The governor imposed several new measures last Friday — including a nighttime stay-at-home advisory, an early business closure order, a mask mandate for all public places, and reduced gathering limits — aimed at cracking down on the type of informal gatherings that, especially in the absence of face coverings or social distancing, officials say is driving the spread of the virus this fall.


In addition to mandating face coverings in all public places, Baker said Friday that residents should also wear a face covering whenever they’re with people who are not “members of your immediate family,” both indoors and outdoors.

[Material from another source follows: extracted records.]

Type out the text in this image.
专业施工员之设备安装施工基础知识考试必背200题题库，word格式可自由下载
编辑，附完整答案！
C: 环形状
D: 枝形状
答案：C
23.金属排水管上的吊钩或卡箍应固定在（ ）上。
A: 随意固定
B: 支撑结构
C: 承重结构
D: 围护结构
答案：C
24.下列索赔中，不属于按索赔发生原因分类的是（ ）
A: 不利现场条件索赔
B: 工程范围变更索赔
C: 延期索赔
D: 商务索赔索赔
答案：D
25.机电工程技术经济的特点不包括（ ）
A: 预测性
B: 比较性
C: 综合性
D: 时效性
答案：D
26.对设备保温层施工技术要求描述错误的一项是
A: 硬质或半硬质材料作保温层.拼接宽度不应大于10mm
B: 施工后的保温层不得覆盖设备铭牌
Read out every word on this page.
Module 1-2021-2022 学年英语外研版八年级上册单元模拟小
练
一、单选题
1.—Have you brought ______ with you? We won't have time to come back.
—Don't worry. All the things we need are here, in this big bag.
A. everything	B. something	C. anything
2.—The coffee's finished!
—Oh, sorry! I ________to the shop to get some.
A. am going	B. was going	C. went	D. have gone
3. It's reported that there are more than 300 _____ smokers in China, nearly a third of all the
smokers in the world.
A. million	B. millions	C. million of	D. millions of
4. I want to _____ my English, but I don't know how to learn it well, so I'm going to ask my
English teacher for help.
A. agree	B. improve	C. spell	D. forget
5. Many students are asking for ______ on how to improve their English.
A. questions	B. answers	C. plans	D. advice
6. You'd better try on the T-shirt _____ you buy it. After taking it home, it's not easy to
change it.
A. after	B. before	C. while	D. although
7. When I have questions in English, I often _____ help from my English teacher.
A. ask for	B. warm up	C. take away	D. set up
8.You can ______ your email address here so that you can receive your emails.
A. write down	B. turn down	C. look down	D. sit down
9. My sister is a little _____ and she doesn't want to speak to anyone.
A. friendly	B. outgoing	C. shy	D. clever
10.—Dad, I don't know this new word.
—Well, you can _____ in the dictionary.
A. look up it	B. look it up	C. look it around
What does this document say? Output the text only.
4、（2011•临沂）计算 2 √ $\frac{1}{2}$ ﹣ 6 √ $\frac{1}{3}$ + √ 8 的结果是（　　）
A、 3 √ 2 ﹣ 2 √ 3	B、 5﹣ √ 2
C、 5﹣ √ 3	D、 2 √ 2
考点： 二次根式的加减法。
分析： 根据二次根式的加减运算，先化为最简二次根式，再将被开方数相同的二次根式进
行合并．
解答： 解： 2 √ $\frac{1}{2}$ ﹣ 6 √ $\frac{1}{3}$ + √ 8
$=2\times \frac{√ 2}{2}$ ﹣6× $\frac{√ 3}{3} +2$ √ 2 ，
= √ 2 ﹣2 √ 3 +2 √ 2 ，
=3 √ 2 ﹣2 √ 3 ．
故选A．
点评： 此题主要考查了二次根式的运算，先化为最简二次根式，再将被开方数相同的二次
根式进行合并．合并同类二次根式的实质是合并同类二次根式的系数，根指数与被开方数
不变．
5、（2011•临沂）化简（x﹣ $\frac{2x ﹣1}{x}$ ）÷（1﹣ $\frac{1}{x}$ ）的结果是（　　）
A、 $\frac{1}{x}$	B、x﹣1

“I know that sounds aggressive,” he said. “But the simple truth is this expansion of people’s social circles and this desire to get back to something like normal is a big part of what’s driving case growth and ultimately hospitalizations — not just here in Massachusetts, but across the country.”

As The Washington Post recently reported, there’s growing evidence that casual social gatherings are fueling the fall surge. 


The Baker administration is especially concerned about the upcoming holiday season. During the press conference Friday, officials repeatedly made note of how Canada saw a spike in cases and hospitalizations following the country’s Thanksgiving last month.

Massachusetts Health and Human Services Secretary Marylou Sudders reiterated Friday that residents should be “very careful” about spending the holiday with older relatives.

“You may have a lovely Thanksgiving meal, and you might have seriously infected someone in your family,” Sudders said.

According to Baker, people “need to think real hard about the role they can play as individuals” if they want to have “a safe holiday season, one where businesses are open and available.”


“We didn’t put that stay-at-home advisory in place without thinking real hard about it,” the governor said. “We did it to send a message.”

During the press conference, Dixon said he believes most residents are in fact “doing the right thing most of the time.” 

“That’s not enough,” he said. “We need everyone doing the right thing every day. And because we don’t have that, we are seeing a significant rise in the number of hospitalizations, across the state, of patients suffering from this awful disease.”